Appendix: AI Usage Statement

Claude (Anthropic) was used as a coding assistant in preparing this document. Claude assisted with writing R and Python code chunks for data loading, cleaning, visualisation, and statistical testing, and with structuring the Quarto document including panel-tabset formatting.

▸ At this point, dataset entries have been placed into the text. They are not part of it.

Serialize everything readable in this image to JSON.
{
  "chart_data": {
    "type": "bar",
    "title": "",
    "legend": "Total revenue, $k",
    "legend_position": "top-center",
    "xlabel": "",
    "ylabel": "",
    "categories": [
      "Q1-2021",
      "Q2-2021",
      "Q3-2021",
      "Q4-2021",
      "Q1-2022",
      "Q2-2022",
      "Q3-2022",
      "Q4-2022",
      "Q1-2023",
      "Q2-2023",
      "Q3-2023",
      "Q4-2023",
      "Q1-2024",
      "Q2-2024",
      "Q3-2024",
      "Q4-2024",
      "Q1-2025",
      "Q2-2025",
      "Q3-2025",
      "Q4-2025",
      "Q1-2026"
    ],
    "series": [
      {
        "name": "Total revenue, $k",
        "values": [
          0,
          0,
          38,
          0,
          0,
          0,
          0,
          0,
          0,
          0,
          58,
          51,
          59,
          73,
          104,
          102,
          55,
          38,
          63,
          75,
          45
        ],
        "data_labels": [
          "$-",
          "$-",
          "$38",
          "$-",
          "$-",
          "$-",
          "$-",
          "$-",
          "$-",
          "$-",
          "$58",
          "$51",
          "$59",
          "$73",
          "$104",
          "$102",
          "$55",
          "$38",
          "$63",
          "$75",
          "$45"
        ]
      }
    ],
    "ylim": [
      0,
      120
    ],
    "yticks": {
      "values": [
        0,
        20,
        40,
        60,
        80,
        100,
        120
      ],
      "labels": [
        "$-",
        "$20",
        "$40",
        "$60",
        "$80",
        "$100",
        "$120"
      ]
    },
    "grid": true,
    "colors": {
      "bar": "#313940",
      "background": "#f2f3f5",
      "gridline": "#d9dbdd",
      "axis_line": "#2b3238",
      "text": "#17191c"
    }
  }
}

All analytical decisions including technique selection, hypothesis framing, output interpretation, business recommendations, and professional disclosure content were made independently by the author based on her operational knowledge of the EYIA programme and the analytical judgement developed through the Data Analytics II course. The author is able to explain and defend every result in this document.